La terribile situazione che da tempo temiamo per il nostro pianeta è causata dalla mancata azione da parte di tutti i paesi per evitare il peggioramento delle condizioni climatiche.  E' oramai certo che il riscaldamento globale e le sue estreme conseguenze meteorologiche si intensificheranno nei prossimi trent'anni. È un " codice rosso" per l'umanità, ha detto il segretario generale dell'Onu António Guterres.

È difficile sopravvalutare l'entità della crisi climatica. Secondo l'ultimo rapporto delle Nazioni Unite, i prossimi trent'anni vedranno quasi certamente un miliardo di persone in tutto il mondo sottoposte a ondate di calore potenzialmente letali. Centinaia di milioni di persone saranno colpite da gravi siccità. Il futuro non sarà ancora peggiore solo se l'aumento della temperatura verrà limitato a 1,5°.

Mentre in molti sono responsabili dell'inazione che ci ha portato a questo punto, un attore in particolare deve essere immediatamente frenato: il complesso militare-industriale degli Stati Uniti.

L'esercito americano è il più grande consumatore industriale di petrolio e gas e uno dei maggiori inquinatori nella storia del mondo. Secondo un rapporto della Brown University, tra il 2001 e il 2019 la guerra degli Stati Uniti in Afghanistan ha causato l'emissione di 1,2 miliardi di tonnellate di gas serra e ha portato alla deforestazione e alla combustione tossica dovuta all’uso delle munizioni.

Non sono solo le operazioni militari degli Stati Uniti. Gli Stati Uniti sono responsabili del 37% del commercio globale di armi. Durante l'anno fiscale (FY) 2020, i produttori di armi statunitensi hanno venduto ai paesi stranieri oltre 175 miliardi di dollari di armi, il 24% dei quali è andato all'Arabia Saudita.

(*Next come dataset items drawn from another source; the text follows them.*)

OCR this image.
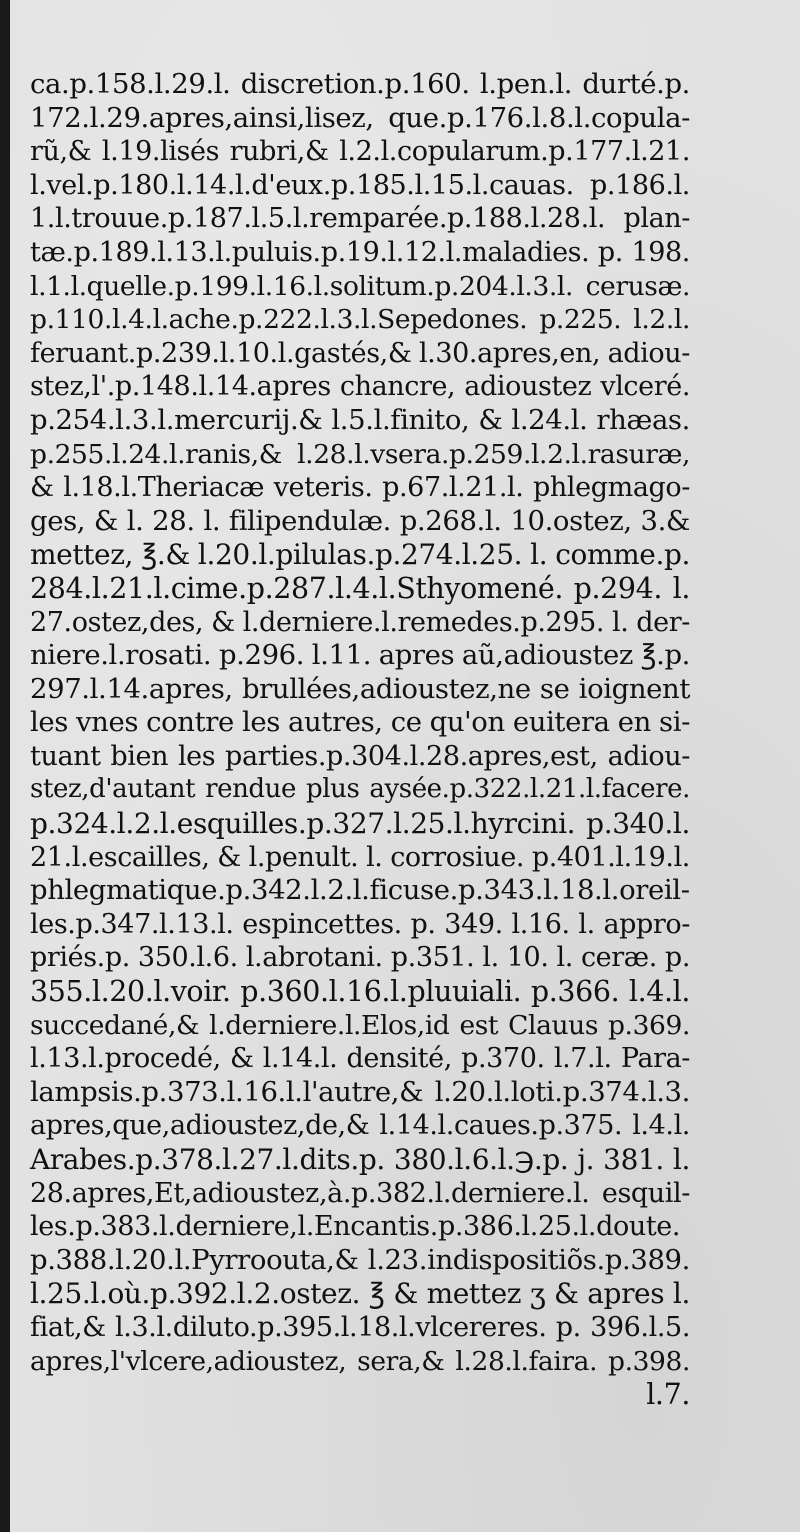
ca.p.158.l.29.l. discretion.p.160. l.pen.l. durté.p.
172.l.29.apres,ainsi,lisez, que.p.176.l.8.l.copula-
rũ,& l.19.lisés rubri,& l.2.l.copularum.p.177.l.21.
l.vel.p.180.l.14.l.d'eux.p.185.l.15.l.cauas. p.186.l.
1.l.trouue.p.187.l.5.l.remparée.p.188.l.28.l. plan-
tæ.p.189.l.13.l.puluis.p.19.l.12.l.maladies. p. 198.
l.1.l.quelle.p.199.l.16.l.solitum.p.204.l.3.l. cerusæ.
p.110.l.4.l.ache.p.222.l.3.l.Sepedones. p.225. l.2.l.
feruant.p.239.l.10.l.gastés,& l.30.apres,en, adiou-
stez,l'.p.148.l.14.apres chancre, adioustez vlceré.
p.254.l.3.l.mercurij.& l.5.l.finito, & l.24.l. rhæas.
p.255.l.24.l.ranis,& l.28.l.vsera.p.259.l.2.l.rasuræ,
& l.18.l.Theriacæ veteris. p.67.l.21.l. phlegmago-
ges, & l. 28. l. filipendulæ. p.268.l. 10.ostez, 3.&
mettez, ℥.& l.20.l.pilulas.p.274.l.25. l. comme.p.
284.l.21.l.cime.p.287.l.4.l.Sthyomené. p.294. l.
27.ostez,des, & l.derniere.l.remedes.p.295. l. der-
niere.l.rosati. p.296. l.11. apres aũ,adioustez ℥.p.
297.l.14.apres, brullées,adioustez,ne se ioignent
les vnes contre les autres, ce qu'on euitera en si-
tuant bien les parties.p.304.l.28.apres,est, adiou-
stez,d'autant rendue plus aysée.p.322.l.21.l.facere.
p.324.l.2.l.esquilles.p.327.l.25.l.hyrcini. p.340.l.
21.l.escailles, & l.penult. l. corrosiue. p.401.l.19.l.
phlegmatique.p.342.l.2.l.ficuse.p.343.l.18.l.oreil-
les.p.347.l.13.l. espincettes. p. 349. l.16. l. appro-
priés.p. 350.l.6. l.abrotani. p.351. l. 10. l. ceræ. p.
355.l.20.l.voir. p.360.l.16.l.pluuiali. p.366. l.4.l.
succedané,& l.derniere.l.Elos,id est Clauus p.369.
l.13.l.procedé, & l.14.l. densité, p.370. l.7.l. Para-
lampsis.p.373.l.16.l.l'autre,& l.20.l.loti.p.374.l.3.
apres,que,adioustez,de,& l.14.l.caues.p.375. l.4.l.
Arabes.p.378.l.27.l.dits.p. 380.l.6.l.℈.p. j. 381. l.
28.apres,Et,adioustez,à.p.382.l.derniere.l. esquil-
les.p.383.l.derniere,l.Encantis.p.386.l.25.l.doute.
p.388.l.20.l.Pyrroouta,& l.23.indispositiõs.p.389.
l.25.l.où.p.392.l.2.ostez. ℥ & mettez ʒ & apres l.
fiat,& l.3.l.diluto.p.395.l.18.l.vlcereres. p. 396.l.5.
apres,l'vlcere,adioustez, sera,& l.28.l.faira. p.398.
l.7.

La guerra guidata dagli Stati Uniti in Yemen ha provocato una crisi umanitaria così grave che un bambino di età inferiore ai cinque anni in quel paese muore ogni dieci minuti a causa della malnutrizione. Inoltre, dall'inizio della guerra nel 2015, una petroliera non soggetta manutenzione, piena di oltre un milione di barili di greggio, è stata parcheggiata quattro miglia a nord del porto bloccato di Hodeidah, nello Yemen. La petroliera è ora gravemente deteriorata dalla ruggine e rischia di esplodere. Secondo Greenpeace, se la petroliera esploderà , il suo impatto sarà quattro volte maggiore di quello procurato dalla fuoriuscita di petrolio della Exxon Valdez del 1989.

Come per la vendita di armi all'Arabia Saudita, le esportazioni statunitensi di armi verso Israele stanno esacerbando la crisi in corso. Durante l'anno fiscale 2020, gli Stati Uniti hanno esportato armi per un valore di 441 milioni di dollari in Israele. Durante l'attacco militare durato undici giorni di Israele a Gaza nel maggio 2021, non solo sono state uccise oltre duecentocinquanta persone a Gaza e tredici in Israele, e altre quarantamila persone a Gaza sono state sfollate , ma armi esplosive hanno colpito il più grande negozio di pesticidi di Gaza e sempre a Gaza la fabbrica Foamco, che immagazzina sostanze chimiche pericolose.

Piuttosto che assistere la striscia di Gaza assediata con aiuti per infrastrutture necessarie come il trattamento delle acque reflue - il 97% dell'acqua a Gaza non è potabile a causa della contaminazione - l'amministrazione Biden ha risposto alla guerra del maggio 2021 annunciando l’approvazione della vendita di altri 735 milioni di dollari di munizioni a Israele, e due mesi dopo il Dipartimento di Stato approvò un’altra vendita di armi per un valore di 3,4 miliardi di dollari.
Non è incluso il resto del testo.